A blog about cars in Aberdeen.

This is a blog about cars in Aberdeen because most people aspire to the convenience of personal motor transport, pay dearly for the privilege, provide much employment, contribute greatly in taxes, and then people expect them to ‘leave the car at home’, while their money is spent creating cycle lanes and the like for freeloading cyclists.

Tuesday 22 March 2011

Use It or Lose It!

"Use it or lose it", they say. At least that's what's said in support of the redevelopment of Aberdeen's Union Terrace Gardens. They say the gardens are unloved. They say they are underused, they say they are inaccessible.
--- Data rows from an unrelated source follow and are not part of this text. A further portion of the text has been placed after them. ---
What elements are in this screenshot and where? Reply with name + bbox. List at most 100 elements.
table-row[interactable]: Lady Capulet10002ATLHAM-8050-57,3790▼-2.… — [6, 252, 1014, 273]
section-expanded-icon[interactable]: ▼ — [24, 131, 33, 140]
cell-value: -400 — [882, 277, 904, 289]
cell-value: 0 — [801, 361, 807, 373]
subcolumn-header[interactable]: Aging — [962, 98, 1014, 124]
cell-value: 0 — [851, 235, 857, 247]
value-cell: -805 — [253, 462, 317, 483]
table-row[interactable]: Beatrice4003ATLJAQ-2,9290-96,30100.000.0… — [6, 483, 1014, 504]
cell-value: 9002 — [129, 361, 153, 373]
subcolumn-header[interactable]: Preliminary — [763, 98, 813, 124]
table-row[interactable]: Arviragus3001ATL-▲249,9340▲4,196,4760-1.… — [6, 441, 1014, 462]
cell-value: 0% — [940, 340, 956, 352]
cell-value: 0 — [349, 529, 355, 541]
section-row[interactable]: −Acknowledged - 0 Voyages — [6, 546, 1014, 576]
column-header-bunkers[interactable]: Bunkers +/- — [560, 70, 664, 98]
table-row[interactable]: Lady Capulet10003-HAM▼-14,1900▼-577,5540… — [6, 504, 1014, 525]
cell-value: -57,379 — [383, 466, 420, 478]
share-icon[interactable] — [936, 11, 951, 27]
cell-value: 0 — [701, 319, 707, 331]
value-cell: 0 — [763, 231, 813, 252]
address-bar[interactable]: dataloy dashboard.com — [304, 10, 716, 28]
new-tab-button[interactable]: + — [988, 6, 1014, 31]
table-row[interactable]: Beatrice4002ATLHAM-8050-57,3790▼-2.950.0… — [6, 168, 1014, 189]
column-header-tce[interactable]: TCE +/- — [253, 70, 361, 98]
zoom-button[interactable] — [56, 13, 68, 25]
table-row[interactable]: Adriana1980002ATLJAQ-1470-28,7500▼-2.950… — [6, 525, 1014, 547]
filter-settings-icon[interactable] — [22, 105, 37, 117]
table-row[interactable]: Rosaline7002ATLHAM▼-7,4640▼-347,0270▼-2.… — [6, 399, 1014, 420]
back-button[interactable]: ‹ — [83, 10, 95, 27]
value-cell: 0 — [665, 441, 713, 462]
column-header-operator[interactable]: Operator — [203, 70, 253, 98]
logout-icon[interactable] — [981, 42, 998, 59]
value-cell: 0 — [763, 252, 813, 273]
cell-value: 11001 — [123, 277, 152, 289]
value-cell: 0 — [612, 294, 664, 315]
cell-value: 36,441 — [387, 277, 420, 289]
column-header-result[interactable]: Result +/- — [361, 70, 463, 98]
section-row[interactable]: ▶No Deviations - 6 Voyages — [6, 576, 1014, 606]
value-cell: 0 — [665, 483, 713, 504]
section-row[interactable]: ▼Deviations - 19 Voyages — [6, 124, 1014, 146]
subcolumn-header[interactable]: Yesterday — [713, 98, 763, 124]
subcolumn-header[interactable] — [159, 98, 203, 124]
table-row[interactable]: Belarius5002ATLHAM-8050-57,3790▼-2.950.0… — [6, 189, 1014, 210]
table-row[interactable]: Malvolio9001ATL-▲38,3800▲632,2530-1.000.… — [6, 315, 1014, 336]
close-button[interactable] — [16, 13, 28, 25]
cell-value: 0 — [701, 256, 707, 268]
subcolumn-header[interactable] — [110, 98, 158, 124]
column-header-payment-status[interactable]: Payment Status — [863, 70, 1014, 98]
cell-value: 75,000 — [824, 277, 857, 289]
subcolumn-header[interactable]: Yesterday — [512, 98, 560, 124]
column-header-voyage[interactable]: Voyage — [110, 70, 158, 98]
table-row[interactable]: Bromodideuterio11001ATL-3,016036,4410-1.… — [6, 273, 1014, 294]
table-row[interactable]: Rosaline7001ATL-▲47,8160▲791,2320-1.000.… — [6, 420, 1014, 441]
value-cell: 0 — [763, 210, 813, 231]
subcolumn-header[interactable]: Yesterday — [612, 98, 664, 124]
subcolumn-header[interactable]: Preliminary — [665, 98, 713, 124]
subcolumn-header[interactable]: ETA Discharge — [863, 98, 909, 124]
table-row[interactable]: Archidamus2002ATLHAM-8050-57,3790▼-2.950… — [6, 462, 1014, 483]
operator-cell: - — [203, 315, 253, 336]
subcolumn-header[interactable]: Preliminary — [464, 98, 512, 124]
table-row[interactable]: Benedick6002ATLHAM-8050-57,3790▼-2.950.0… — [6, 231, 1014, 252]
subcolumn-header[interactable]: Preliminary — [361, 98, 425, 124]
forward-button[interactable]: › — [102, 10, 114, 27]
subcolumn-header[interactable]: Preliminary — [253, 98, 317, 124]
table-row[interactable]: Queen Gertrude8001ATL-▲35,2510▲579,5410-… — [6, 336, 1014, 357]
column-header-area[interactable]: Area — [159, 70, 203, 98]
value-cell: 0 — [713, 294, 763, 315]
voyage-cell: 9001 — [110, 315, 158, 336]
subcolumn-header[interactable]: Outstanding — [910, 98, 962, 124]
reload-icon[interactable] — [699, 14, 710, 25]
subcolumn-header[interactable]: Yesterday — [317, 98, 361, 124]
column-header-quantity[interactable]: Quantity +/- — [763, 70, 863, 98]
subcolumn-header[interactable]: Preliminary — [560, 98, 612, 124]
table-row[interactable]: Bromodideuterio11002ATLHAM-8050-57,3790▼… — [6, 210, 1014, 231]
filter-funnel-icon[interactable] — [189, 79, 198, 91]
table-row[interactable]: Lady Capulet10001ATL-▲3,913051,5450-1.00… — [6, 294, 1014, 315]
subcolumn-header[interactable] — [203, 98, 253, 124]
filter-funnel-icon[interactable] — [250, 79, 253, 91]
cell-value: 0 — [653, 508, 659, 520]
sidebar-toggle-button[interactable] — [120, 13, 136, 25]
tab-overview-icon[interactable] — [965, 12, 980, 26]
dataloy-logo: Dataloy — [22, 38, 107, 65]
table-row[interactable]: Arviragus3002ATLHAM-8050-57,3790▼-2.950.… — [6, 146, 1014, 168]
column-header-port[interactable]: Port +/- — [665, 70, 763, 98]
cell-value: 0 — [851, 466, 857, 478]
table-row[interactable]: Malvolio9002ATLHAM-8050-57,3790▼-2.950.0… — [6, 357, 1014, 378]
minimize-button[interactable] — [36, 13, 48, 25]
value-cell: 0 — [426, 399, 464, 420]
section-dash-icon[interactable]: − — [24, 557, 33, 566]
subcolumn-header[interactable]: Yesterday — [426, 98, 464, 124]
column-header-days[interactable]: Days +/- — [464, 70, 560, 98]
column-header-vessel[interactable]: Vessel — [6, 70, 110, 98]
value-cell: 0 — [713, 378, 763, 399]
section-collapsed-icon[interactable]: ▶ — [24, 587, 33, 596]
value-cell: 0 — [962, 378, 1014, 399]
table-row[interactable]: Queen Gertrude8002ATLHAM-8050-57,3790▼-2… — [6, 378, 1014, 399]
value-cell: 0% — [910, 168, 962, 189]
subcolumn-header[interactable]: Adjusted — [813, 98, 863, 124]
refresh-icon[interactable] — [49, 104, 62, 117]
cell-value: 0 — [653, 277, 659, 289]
And so they will redevelop Union Terrace Gardens.

Well, what's good for the goose is good for the gander, and, we're sorry to say that despite our popular campaign to to "Save the Denburn Dual Carriageway!" ('like' us on FaceBook, 'follow' us on Twitter) this splendid urban asset remains woefully underused and at threat from those who would re-assign road-space to pedestrians, cyclists, horse riders, unicylists, clowns and the like when the Aberdeen Bypass is build in 2012.
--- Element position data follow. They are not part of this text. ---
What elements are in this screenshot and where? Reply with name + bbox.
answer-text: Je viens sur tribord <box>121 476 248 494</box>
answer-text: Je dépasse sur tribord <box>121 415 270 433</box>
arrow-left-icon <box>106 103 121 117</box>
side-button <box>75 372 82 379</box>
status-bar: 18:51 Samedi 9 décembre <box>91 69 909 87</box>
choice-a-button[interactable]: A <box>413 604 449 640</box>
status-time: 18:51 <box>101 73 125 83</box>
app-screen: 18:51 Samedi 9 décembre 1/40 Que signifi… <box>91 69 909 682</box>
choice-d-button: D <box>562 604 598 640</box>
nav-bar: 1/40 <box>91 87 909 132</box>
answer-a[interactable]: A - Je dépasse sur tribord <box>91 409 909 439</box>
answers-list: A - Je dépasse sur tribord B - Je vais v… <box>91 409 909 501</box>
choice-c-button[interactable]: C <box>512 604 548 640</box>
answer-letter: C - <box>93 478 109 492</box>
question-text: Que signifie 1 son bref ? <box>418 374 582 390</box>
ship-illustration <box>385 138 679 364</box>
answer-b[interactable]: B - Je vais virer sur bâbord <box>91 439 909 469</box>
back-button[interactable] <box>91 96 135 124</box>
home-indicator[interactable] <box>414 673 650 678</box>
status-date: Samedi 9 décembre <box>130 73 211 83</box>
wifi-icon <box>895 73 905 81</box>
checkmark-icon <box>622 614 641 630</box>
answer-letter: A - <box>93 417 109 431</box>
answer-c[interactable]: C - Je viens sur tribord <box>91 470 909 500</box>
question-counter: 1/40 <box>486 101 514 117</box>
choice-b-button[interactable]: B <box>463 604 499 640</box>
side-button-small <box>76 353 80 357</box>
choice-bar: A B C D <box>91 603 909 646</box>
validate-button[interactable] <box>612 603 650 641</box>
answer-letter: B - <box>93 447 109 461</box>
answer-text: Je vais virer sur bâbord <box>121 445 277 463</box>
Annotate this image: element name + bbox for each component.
That photo was taken on Saturday lunchtime. While the rest of the town was heaving with busy keen shoppers, eager to spend their wages in support of economic growth, our city's urban highway lay deserted. Unused and unloved. It's a shame. (No pavements, though - just the way we like it. Reminds us of Houston.)

It all started in 1992 with such high hopes. Aberdeen "City and Shire" nailed it's colours to the mast with a plaque commemorating the work to improve the lot of the drivers of Aberdeen Cars in the city centre. We are not aware of any other city putting urban dual carriageway building so close to the centre of civic life. That's a granite plinth. That's a bronze plaque. It makes us proud. [sniff]


But, it's not like the old days, and unless we can make sure that Union Terrace Gardens is turned into a car-park so that induced demand for car journeys into town fills up the dual carriageway, the motor-centric policies of the past will remain but a fond memory. And unless we can improve accessibility to the Denburn Dual Carriagway by making sure that the forthcoming Denburn Corridor urban dual carriageway is one project that delivers on budget, this next picture illustrates what we will have to look forward to:


Not only does the picture show a huge economically inactive greensward with trees swaying sickeningly in the breeze on BOTH sides of the denburn transport corridor, but it also shows people ON FOOT using the carriageways of both Denburn Road and Union Terrace. What was wrong with these people? Couldn't they afford a nice carriage? They remind us of today's student protests.

So are they perhaps Victorian anarchists? Prussian agitators intent on undermining the British Class System? Suicidal suffragette terrorists? Marxist revolutionaries?

Now, as then, vigilance will see us through these difficult times.